Ma sul terreno del garantismo non sarà che forse trovate più alleati in Forza Italia che nel M5S?

Francamente non credo: nel passaggio tra le due legislature (Renzi e Gentiloni, ndr), nelle commissioni provvisorie, Fi avrebbe potuto dare il consenso per rendere definitivo il decreto legislativo di riforma, e invece lavorò in asse con la Lega per bloccarlo. Su questi temi si misura l’autenticità del garantismo: quello nazionale è perlopiù legato al censo e quindi poco interessato al carcere. Il che non significa che non si debba ritentare di nuovo, sperando in posizioni diverse, in un campo e nell’altro. Credo che nel M5S ci siano sensibilità che fin qui non hanno prevalso. Bisogna riaprire la discussione: non sulla certezza della pena ma sugli effetti che essa produce, sulla sua utilità. Perché la pena non sia solo un esorcismo sociale.

A proposito del «cigno nero» nel racconto populista: cosa pensa dei magistrati di sorveglianza che hanno «scarcerato» i detenuti più a rischio di vita, durante la Fase 1, e lo stop impresso dal decreto Bonafede?

Ho letto questa vicenda come un’incapacità di dirigere l’amministrazione penitenziaria. Durante l’epidemia, la magistratura di sorveglianza ha svolto un ruolo di supplenza. Andrebbe ringraziata, perché non è responsabile il giudice che scarcera il boss ma chi non è stato in grado di creare le condizioni perché ciò non avvenisse. Il vero problema è il sovraffollamento. Se non ci fosse stato il Covid saremmo nuovamente in una condizione di rischio condanna della Corte di Strasburgo. Il decreto Bonafede ha invece solo invitato i giudici a riconsiderare le misure alla luce dei provvedimenti assunti nel frattempo. Non altera i rapporti di forza tra poteri dello Stato. La domanda da farsi è perché queste misure non siano state prese prima.

Il sovraffollamento però è rimasto. Non è che adesso salterà fuori un piano di edilizia carceraria da finanziare con il recovery fund?

Mi auguro vivamente di no. La questione oggi è rendere pienamente disponibili le celle attuali, prevedere luoghi dove poter assegnare i domiciliari a chi non ha un domicilio stabile, e immaginare altri luoghi di detenzione attenuata, che non ci sono e sono necessari in un sistema graduale di esecuzione della pena.
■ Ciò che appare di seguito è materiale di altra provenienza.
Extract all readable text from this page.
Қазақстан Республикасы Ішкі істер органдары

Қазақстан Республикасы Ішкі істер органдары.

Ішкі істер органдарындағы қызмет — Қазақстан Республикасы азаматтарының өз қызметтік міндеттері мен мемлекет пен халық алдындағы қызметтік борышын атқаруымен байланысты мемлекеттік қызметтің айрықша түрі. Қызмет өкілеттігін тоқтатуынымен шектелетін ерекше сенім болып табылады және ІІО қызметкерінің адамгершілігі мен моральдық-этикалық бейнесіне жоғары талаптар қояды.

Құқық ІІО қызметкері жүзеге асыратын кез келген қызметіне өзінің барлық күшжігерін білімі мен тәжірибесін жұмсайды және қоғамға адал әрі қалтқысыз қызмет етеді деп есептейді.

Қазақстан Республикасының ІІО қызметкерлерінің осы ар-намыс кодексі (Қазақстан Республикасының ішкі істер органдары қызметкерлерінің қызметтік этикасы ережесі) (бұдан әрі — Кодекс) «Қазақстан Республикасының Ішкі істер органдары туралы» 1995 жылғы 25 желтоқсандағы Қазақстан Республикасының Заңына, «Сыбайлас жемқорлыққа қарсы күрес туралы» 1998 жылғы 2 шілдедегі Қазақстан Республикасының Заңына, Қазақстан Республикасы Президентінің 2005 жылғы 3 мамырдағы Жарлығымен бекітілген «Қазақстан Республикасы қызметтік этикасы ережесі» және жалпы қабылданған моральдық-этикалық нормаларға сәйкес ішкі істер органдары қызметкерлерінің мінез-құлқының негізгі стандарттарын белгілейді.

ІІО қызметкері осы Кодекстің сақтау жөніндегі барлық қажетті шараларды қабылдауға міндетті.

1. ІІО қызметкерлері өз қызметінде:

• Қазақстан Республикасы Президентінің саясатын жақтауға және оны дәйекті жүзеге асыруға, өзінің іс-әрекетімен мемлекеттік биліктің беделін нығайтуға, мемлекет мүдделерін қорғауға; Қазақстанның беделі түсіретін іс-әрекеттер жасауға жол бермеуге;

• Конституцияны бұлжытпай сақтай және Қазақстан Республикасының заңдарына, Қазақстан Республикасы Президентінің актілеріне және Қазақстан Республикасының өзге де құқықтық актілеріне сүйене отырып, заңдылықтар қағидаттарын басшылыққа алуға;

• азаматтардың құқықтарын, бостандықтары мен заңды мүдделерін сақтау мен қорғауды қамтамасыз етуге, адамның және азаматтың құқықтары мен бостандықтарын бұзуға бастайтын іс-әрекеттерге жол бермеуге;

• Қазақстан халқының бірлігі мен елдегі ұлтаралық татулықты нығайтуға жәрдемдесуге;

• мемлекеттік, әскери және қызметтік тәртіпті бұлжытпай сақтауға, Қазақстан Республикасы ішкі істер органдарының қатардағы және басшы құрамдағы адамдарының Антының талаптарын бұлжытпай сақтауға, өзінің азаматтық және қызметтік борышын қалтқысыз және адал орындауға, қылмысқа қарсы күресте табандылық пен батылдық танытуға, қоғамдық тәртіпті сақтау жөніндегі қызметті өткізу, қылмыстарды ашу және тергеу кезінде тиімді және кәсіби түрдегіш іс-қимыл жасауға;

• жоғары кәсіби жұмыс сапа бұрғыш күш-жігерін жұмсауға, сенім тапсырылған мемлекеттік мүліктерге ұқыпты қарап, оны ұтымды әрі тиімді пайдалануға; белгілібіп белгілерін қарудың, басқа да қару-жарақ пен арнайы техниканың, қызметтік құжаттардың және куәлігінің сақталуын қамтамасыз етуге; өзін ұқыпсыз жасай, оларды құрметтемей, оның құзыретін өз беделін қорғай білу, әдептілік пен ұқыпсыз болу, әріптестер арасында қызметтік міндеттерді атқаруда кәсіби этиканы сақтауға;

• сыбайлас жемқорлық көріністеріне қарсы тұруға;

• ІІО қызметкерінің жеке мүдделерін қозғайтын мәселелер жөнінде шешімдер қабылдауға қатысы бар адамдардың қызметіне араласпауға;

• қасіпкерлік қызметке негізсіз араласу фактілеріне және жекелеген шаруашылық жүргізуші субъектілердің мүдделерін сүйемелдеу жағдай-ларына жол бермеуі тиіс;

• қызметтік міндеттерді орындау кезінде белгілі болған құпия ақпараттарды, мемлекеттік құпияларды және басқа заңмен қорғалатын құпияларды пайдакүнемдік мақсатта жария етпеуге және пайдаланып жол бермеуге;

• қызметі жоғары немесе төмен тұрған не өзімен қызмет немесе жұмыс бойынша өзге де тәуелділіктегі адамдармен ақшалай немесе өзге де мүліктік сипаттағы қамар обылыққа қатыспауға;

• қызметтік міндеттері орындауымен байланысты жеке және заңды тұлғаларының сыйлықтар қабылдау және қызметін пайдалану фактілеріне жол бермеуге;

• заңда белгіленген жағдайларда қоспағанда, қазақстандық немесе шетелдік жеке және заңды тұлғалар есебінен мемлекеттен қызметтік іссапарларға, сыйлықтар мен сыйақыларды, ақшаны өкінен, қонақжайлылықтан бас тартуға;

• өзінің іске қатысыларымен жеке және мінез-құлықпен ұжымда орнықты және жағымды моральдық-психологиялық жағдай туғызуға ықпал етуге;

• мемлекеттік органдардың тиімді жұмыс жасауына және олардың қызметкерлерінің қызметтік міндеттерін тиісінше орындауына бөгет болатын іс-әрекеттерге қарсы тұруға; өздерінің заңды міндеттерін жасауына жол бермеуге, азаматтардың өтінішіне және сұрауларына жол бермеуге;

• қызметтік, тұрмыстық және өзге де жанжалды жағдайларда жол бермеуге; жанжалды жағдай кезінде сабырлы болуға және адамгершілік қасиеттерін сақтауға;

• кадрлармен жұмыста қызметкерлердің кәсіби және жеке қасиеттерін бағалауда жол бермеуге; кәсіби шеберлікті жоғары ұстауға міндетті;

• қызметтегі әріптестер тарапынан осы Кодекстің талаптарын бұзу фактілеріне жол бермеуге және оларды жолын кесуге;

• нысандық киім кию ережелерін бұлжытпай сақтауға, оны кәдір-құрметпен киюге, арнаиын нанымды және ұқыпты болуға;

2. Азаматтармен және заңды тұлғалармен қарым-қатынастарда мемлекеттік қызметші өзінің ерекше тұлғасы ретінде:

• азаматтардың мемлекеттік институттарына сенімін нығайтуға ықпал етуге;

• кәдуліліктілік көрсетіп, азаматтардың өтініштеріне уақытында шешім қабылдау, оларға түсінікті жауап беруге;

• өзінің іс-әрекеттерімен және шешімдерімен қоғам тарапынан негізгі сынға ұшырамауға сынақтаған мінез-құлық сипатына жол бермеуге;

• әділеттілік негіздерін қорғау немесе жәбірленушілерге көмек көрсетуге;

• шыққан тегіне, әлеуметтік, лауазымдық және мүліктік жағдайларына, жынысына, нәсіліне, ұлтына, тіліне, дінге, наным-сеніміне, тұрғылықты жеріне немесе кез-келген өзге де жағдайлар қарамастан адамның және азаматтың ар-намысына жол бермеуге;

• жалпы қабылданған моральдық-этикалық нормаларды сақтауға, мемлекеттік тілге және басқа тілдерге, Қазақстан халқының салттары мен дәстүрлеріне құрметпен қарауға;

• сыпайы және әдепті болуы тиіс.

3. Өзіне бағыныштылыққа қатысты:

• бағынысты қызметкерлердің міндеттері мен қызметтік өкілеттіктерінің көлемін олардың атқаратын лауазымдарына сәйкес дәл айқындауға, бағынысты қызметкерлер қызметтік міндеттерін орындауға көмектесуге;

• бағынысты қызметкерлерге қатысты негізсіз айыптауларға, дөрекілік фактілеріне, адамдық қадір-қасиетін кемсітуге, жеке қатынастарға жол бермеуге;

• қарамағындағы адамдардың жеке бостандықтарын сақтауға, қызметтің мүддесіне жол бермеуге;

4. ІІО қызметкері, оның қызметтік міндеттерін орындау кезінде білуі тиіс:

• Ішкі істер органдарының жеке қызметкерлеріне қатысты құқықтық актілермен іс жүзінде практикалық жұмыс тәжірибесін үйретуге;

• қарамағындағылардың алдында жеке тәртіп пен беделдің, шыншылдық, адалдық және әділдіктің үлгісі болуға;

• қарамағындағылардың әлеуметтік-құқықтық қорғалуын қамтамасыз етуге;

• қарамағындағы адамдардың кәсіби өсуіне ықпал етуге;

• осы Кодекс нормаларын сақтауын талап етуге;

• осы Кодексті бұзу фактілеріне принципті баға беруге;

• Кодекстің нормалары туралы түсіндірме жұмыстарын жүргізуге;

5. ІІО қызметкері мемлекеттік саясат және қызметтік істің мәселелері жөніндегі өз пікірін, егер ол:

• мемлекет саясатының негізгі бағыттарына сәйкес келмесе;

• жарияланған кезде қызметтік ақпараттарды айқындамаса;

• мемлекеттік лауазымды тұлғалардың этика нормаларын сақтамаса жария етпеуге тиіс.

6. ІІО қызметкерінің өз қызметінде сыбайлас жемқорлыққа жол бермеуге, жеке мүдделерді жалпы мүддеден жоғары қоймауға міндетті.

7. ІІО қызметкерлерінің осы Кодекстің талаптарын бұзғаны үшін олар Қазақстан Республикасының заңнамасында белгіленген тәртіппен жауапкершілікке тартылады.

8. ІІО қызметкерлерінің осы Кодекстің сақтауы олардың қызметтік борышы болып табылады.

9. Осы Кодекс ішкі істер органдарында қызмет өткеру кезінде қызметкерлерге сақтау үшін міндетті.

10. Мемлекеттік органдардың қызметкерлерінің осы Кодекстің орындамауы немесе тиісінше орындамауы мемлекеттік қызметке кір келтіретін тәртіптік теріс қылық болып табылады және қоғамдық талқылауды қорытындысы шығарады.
In molti, e non i solo i Radicali, credono che l’amnistia e l’indulto siano l’unico modo per uscirne e ricominciare nel solco del rispetto dei diritti umani. Se non è il caso in un’emergenza come questa, quando lo è?

Sono contrario, perché credo che questi provvedimenti indeboliscano la rivendicazione di una riforma organica. Non c’è mai stata una riforma dopo un provvedimento di clemenza. Ora la riforma c’è e prevede l’istituzione di «valvole» intelligenti per il sistema. Non va sprecata.